ある夜、彼女からあるメールが届いた。それもなぜか二通も。
『大変! なんかあたしが二人になっちゃったんだけど!』
『どうしよう、なんかあたしが二人になってるよ~』
内容はどちらも同じだが、文面の雰囲気がそれぞれ違う。
というか、いまいち状況がつかめない内容だ。
詳しい話はまた明日、ということでそのときは収まったが、それからあんなことになるなんて、全く想像していなかった。
これが、一か月ほど前の出来事だった――。
「二人ともおはよう」
「ふんっ、おはよ……」
「あ、おはよーっ」
茶髪でウェーブのかかったセミロングの髪が風に揺れる。
一人は無駄にツンツンしていて、もう一人はテンション高め。
ずいぶんと温度差のある返事だ。
無論もう慣れている。
朝。
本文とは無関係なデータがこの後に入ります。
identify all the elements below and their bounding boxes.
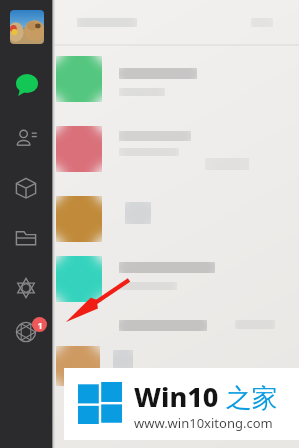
button[interactable]: Moments [14, 320, 38, 344]
button[interactable]: Apps [14, 276, 38, 300]
staticText: 之家 [219, 379, 278, 415]
staticText: 1 [37, 319, 43, 331]
staticText: Win10 [134, 378, 219, 415]
button[interactable]: Contacts [14, 126, 38, 150]
button[interactable]: Chats [16, 74, 38, 96]
button[interactable]: Workspace [14, 176, 38, 200]
button[interactable]: Files [14, 226, 38, 250]
staticText: www.win10xitong.com [134, 414, 273, 432]
button[interactable]: Profile [10, 10, 44, 44]
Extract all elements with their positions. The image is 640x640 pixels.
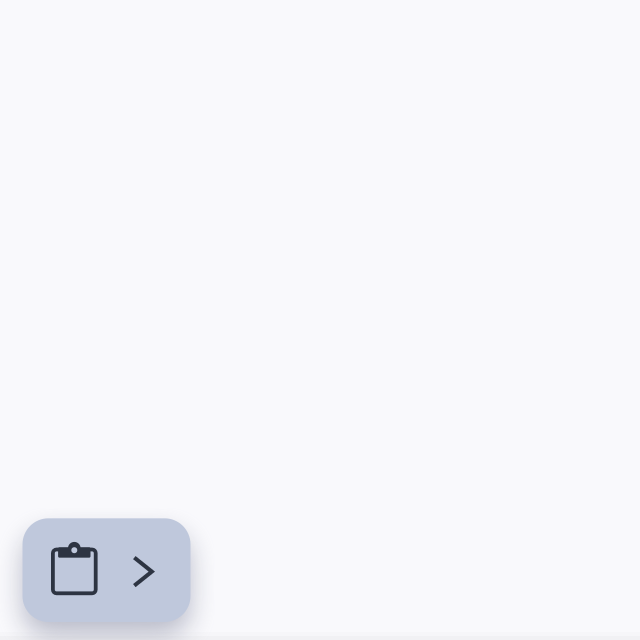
button[interactable]: Open clipboard [22, 518, 190, 622]
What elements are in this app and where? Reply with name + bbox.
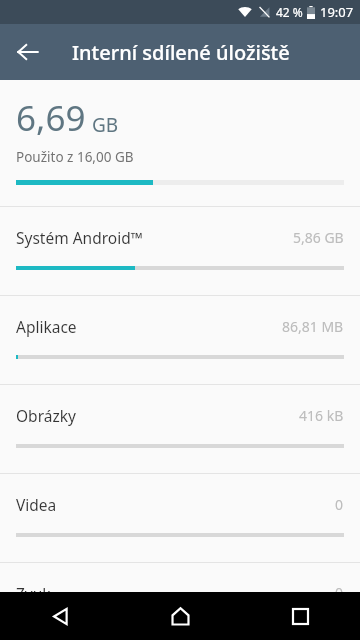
staticText: Zvuk — [16, 583, 51, 592]
button[interactable]: Back — [0, 24, 56, 80]
button[interactable]: Back — [0, 592, 120, 640]
staticText: 42 % — [276, 4, 303, 20]
button[interactable]: 6,69 — [0, 80, 360, 206]
button[interactable]: Aplikace — [0, 296, 360, 384]
staticText: 416 kB — [299, 406, 344, 425]
staticText: Interní sdílené úložiště — [72, 39, 290, 66]
staticText: GB — [92, 112, 119, 138]
staticText: Použito z 16,00 GB — [16, 148, 134, 166]
staticText: 5,86 GB — [293, 228, 344, 247]
staticText: Videa — [16, 494, 57, 515]
staticText: Aplikace — [16, 316, 77, 337]
staticText: 86,81 MB — [282, 317, 344, 336]
button[interactable]: Home — [120, 592, 240, 640]
button[interactable]: Recent apps — [240, 592, 360, 640]
staticText: 0 — [335, 495, 344, 514]
button[interactable]: Videa — [0, 474, 360, 562]
staticText: 19:07 — [320, 3, 354, 21]
button[interactable]: Zvuk — [0, 563, 360, 592]
staticText: Obrázky — [16, 405, 76, 426]
staticText: 6,69 — [16, 94, 86, 142]
staticText: 0 — [335, 583, 344, 592]
staticText: Systém Android™ — [16, 227, 143, 248]
button[interactable]: Systém Android™ — [0, 207, 360, 295]
button[interactable]: Obrázky — [0, 385, 360, 473]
俺は彼女たちと待ち合わせをして、それから登校する。
彼女たちとは、俺が今付き合っている子のことだ。
この説明だけだとすごい誤解を受けてしまいそうだ。
簡単に説明するなら、彼女が『二人に分かれてしまった』のだ。
見た目は全く一緒なのに、性格は真逆。
ツンが多めな方と、デレが多めな方。どちらにもツンとデレはあるが、その比率が真逆になっている。
初めは目を疑ったが、今ではもう慣れたものだ。
周りの知り合いなんかもすでにこの状況を受け入れている。